Kirk and Larsen with Wu Bangguo

Congressmen Kirk and Larsen with Chairman Wu Bangguo

The National Committee’s involvement in Congressional delegations to China was renewed shortly after China National Offshore Oil Corporation’s (CNOOC) attempted acquisition of UNOCAL failed due to Congressional objections. This was a vivid reminder of the importance of the American Congress in U.S.-China relations and the valuable role that the National Committee could play in Congressional leadership education.
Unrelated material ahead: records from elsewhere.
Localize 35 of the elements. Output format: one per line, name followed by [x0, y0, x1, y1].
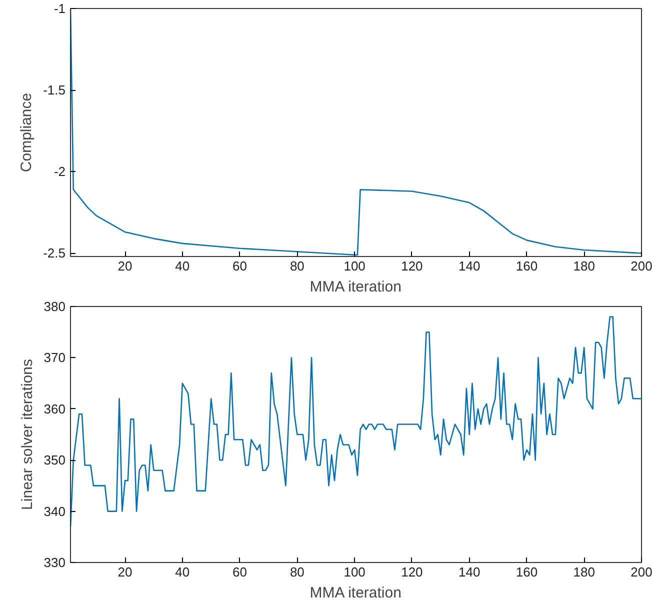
- x-axis-title: MMA iteration: [310, 584, 402, 602]
- x-axis-title: MMA iteration: [310, 278, 402, 296]
- y-tick-label: 340: [44, 504, 66, 519]
- y-axis-title: Linear solver iterations: [18, 359, 36, 510]
- x-tick-label: 180: [573, 258, 595, 274]
- x-tick-label: 160: [516, 564, 538, 580]
- x-tick-label: 60: [232, 564, 248, 580]
- x-tick-label: 60: [232, 258, 248, 274]
- x-tick-label: 200: [630, 258, 652, 274]
- x-tick-label: 180: [573, 564, 595, 580]
- x-tick-label: 100: [344, 258, 366, 274]
- y-tick-label: 380: [44, 299, 66, 314]
- x-tick-label: 100: [344, 564, 366, 580]
- y-axis-title: Compliance: [18, 92, 36, 172]
- x-tick-label: 80: [290, 258, 304, 274]
- x-tick-label: 120: [401, 258, 423, 274]
- y-tick-label: 370: [44, 350, 66, 366]
- x-tick-label: 80: [290, 564, 304, 580]
- y-tick-label: -1: [54, 1, 66, 16]
- y-tick-label: 350: [44, 452, 66, 468]
- x-tick-label: 140: [458, 564, 480, 580]
- x-tick-label: 140: [458, 258, 480, 274]
- x-tick-label: 40: [175, 564, 190, 580]
- y-tick-label: -2.5: [43, 246, 66, 261]
- x-tick-label: 20: [118, 258, 132, 274]
- y-tick-label: -1.5: [43, 82, 66, 98]
- y-tick-label: 360: [44, 401, 66, 416]
- x-tick-label: 120: [401, 564, 423, 580]
- line-series: [70, 8, 642, 256]
- y-tick-label: 330: [44, 555, 66, 570]
- x-tick-label: 160: [516, 258, 538, 274]
- x-tick-label: 200: [630, 564, 652, 580]
- x-tick-label: 20: [118, 564, 132, 580]
- y-tick-label: -2: [54, 164, 66, 180]
- x-tick-label: 40: [175, 258, 190, 274]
The National Committee took a major step in this direction in January 2006 when, for the first time in many years, it escorted the two co-chairs of the newly formed bipartisan Congressional U.S.-China Working Group (USCWG), Rick Larsen (D-Washington) and Mark Kirk (R-Illinois), and a member of the Working Group, Tom Feeney (R-Florida) to China. National Committee president Stephen Orlins accompanied the delegation, which also included the two co-staff directors of the USCWG. With a focus on border and security issues, the delegation was the first foreign group since 1989 to visit the manned-space launch center in Jiuquan, where the Vice Space Administrator agreed to work with NASA in developing a joint space rescue capability.

The National Committee has continued arranging and escorting visits to China for USCWG members. In 2007, we sent a delegation to Beijing, Urumqi, Kashgar, and Shanghai, to discuss Olympic security, U.S.-China defense cooperation and a military-to-military hotline, food and product safety, border security, counter-terrorism and counter-narcotics trafficking, and trade and economic policy; in 2009, we organized a delegation visit to Hong Kong, Guangzhou, Shanghai and Beijing, with a primary focus on economic and trade issues; in 2011, we led a delegation to Beijing, Qingdao, and Chengdu to explore security issues and military to military relations.

Most recently, in January 2013, we sent five Members of Congress — Representatives Rick Larsen (D-WA and USCWG co-chair), Mike Turner (R-OH), Jim Costa (D-FL and USCWG member), Leonard Lance (R-NJ and USCWG member), and Billy Long (R-MO) — to Shanghai, Beijing, and Hong Kong. In Shanghai and Hong Kong, the delegation focused its attention on the business climate for American companies operating in mainland China and Hong Kong. In Beijing, the meetings, including ones in Beijing with Vice Premier Wang Qishan and senior officials at the Ministries of Defense, Foreign Affairs, and Railways, focused on China’s political transition — what it means for economic and political reform in China and what it suggests for the Sino-American relationship. The delegation was escorted by NCUSCR president Stephen Orlins, as well as political scientist Mary Gallagher, a Fellow in the NCUSCR's Public Intellectuals Program.